Alison fights against child abuse as California chair, national spokesperson and founding board member on the National Advisory Board of The National Association to Protect Children, or She told the world about the physical abuse she suffered in her own life on “Larry King Live” in 2004.

Alison currently lives in Tujunga, California, with Bob, her husband of 30 years, and their “evil cat,” Clarice. She says she takes pride in the fact so many people enjoyed hating her as a girl and is “more than happy to give them the opportunity to do so in the future.”

Addressing what she describes as “huge plot holes” in Little House, Alison says what has probably surprised her the most is something neither fans nor producers of the show saw coming—all except for Michael Landon, that is. For example, after Albert kicks his morphine addiction, the show states he goes on to become a doctor in Walnut Grove. But later he returns and is presumed to die from leukemia. Then Walnut Grove is destroyed before Albert ever becomes a doctor there.

“But at the time, they thought, ‘Who’s going to notice?’ There wasn’t even cable when Little House came out, let alone video or streaming,” Alison says. “We never had any idea people would be watching this show again and again. But Michael knew. Everyone thought he was crazy when he said, ‘People will be watching this long after we are gone.’ Somehow, he knew.”

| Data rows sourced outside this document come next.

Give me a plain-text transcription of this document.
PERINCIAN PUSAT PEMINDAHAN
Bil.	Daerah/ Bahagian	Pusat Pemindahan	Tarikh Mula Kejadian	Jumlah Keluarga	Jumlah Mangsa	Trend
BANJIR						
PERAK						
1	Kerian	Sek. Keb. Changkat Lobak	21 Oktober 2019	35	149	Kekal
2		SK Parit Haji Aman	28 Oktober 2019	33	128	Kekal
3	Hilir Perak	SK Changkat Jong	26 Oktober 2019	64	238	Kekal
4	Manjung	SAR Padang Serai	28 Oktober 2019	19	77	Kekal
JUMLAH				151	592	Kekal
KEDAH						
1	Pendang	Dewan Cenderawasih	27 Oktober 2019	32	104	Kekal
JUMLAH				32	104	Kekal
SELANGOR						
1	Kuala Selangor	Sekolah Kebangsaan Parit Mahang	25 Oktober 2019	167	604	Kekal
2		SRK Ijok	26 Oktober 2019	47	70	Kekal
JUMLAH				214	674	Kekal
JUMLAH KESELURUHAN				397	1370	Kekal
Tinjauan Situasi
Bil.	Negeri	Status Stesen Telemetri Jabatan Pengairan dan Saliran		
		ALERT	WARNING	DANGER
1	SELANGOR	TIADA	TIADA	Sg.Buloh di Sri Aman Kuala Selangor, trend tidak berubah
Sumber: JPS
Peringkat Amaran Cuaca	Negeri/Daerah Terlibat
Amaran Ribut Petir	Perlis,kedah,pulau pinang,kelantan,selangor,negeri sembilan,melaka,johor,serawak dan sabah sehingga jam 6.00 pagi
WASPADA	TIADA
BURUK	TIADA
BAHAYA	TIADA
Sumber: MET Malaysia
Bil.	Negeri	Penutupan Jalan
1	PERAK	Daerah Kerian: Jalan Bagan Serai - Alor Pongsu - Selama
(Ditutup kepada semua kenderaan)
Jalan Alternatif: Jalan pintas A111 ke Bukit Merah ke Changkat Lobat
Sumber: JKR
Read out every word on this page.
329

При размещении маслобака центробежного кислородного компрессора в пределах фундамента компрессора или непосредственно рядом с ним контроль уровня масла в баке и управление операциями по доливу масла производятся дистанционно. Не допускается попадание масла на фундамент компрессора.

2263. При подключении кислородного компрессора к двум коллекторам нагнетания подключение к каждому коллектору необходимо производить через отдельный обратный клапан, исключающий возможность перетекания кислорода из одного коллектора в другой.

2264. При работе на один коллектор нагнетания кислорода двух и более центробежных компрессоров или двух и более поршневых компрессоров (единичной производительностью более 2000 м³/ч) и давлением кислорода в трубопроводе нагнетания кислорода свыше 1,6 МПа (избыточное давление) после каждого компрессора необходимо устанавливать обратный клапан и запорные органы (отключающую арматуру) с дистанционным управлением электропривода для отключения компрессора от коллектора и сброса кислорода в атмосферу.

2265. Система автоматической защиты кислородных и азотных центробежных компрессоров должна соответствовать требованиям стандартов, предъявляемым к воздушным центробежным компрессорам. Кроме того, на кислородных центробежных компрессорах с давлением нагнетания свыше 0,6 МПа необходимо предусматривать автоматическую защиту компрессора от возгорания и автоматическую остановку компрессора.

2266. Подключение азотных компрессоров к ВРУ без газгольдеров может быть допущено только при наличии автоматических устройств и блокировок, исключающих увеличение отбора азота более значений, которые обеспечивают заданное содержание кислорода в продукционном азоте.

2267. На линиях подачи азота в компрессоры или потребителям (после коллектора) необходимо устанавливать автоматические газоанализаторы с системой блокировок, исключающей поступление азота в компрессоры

Alison Arngrim is scheduled to appear at the St. Louis Working Women’s Show Feb. 16-18 at the St. Charles Convention Center in celebration of the 50th Anniversary of "Little House on the Prairie" television series.

"...Everyone thought [Michael Landon] was crazy when he said, ‘People will be watching this long after we are gone.’ Somehow, he knew.”

And all these years later, the world still sees Nellie. “Everyone still hates me,” she says. “I really thought when the show ended, people would move on. But they didn’t.”